Drood had moved beyond being a phantasm and had become more of a shuttlecock in this insane game of badminton between a disturbed author with an obsession for play-acting and an evil old gnome of an ex-policeman with too many secret motives to count.
Well, let them play their game without me for a while. The hospitality of Tunbridge Wells and my mother’s cottage served me well for December and early January. Along with recovering some of my health—my rheumatical gout was strangely better there in Kent, although I continued administering doses of the laudanum, albeit in lower quantities—my sleep came easier, my dreams grew less clouded, and I began to think more earnestly about the elegant plot and fascinating characters of The Serpent’s Eye (or possibly The Eye of the Serpent ). Although the serious research would have to wait until I returned full-time to London and the library at my club, I could—and did—jot down preliminary notes and a rough outline, often writing from my bed.

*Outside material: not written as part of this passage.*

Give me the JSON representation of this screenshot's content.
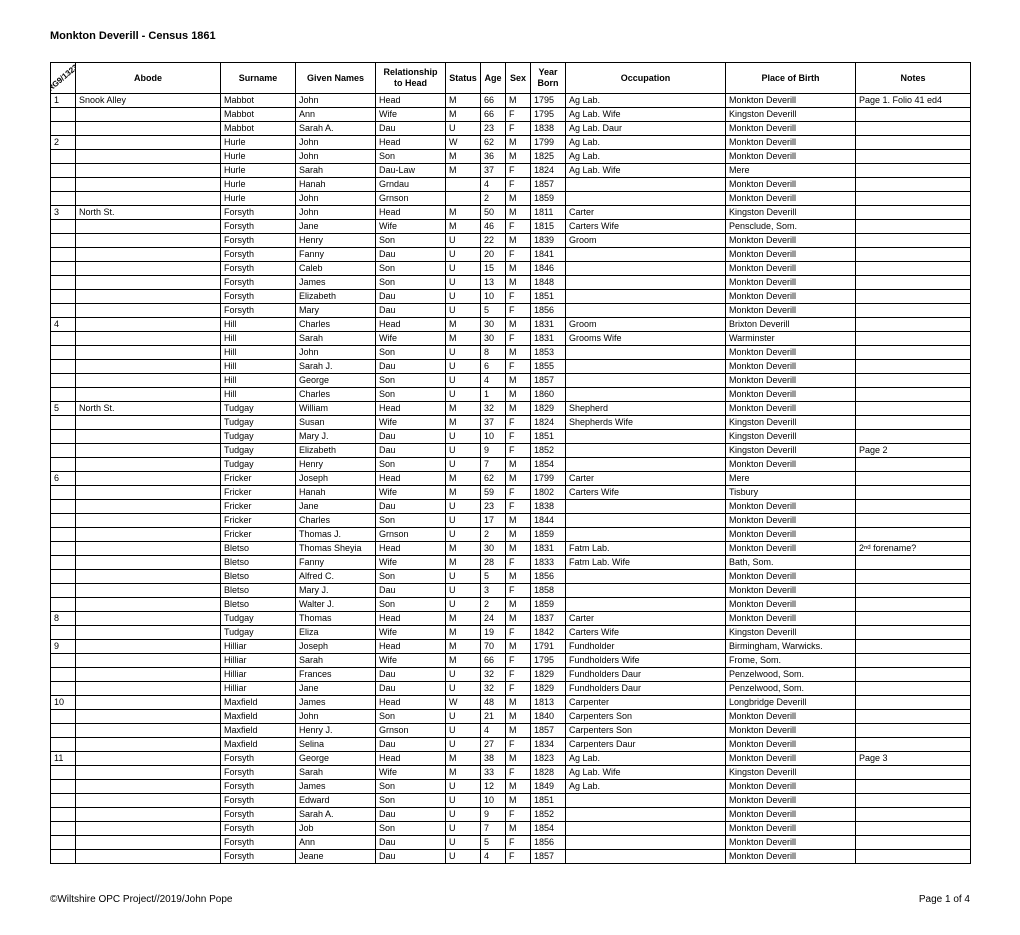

Occasionally I thought of my duties as detective in discerning whether young Edmond Dickenson had been murdered by Charles Dickens, but my interview with Dickenson’s solicitor had been singularly unenlightening—except for the shock of learning that Charles Dickens himself had been appointed the youth’s guardian-executor in the last months of the young man’s need for such care—and even my keen novelist’s mind could find no next step to take in the investigation. I decided that when I returned to London life, I should discreetly ask around my club if anyone had heard of the comings and goings of a certain squire named Dickenson, but other than that, I could see no obvious direction to take in the investigation.
By the second week of December, the only thing that was disturbing my peace of mind was the lack of an invitation to Gad’s Hill Place for Christmas.
I was not sure that I would have accepted the invitation that year (there had been subtle but obvious tensions between the Inimitable and myself in the preceding months, my suspicion of the author’s being a murderer among them), but I certainly expected to be invited . After all, Dickens had more or less said the last time I saw him that I would be receiving the usual invitation to be a houseguest.
But no invitation arrived at my mother’s cottage. Each Thursday afternoon or Friday mid-day, before or after my visit to King Lazaree’s den, I would drop in on Caroline to pick up my mail and to make sure that she and Carrie had enough money to meet all accounts, but still there arrived no invitation from Dickens. Then, on the sixteenth of December, my younger brother, Charles, came down to Southborough to spend the day and brought with him an envelope addressed to me in Georgina’s distinctive hand.
“Has Dickens said anything to you about Christmas?” I asked my brother as I searched for my knife to open the invitation.
“He has said nothing to me,” Charley said sourly. I could tell that his ulcers—or what I then thought were his ulcers—were hurting him. My talented brother was listless and downcast. “Dickens told Katey that there would be the usual houseful of guests.… I know the Chappells are coming down to Gad’s Hill for a few days, and Percy Fitzgerald for the New Year.”
“Hmm, the Chappells,” I said while unfolding the letter. These were Dickens’s new business partners in the reading tours and, I thought, interminable boors. I decided that I would definitely not stay at Gad’s Hill for the full week that I usually tarried if the Chappells were going to be there for any extended length of time.
Imagine my surprise when I read the letter, which I reproduce here in its entirety—
My Dear Wilkie—
This is a pretty state of things! — That I should be in Christmas Labour while you are cruising about the world, a compound of Hayward and Captain Cook! But I am so undoubtedly one of the sons of Toil—and fathers of children—that I expect to be presently presented with a smock frock, a pair of leather breeches, and a pewter watch, for having brought up the largest family ever known with the smallest disposition to do anything for themselves.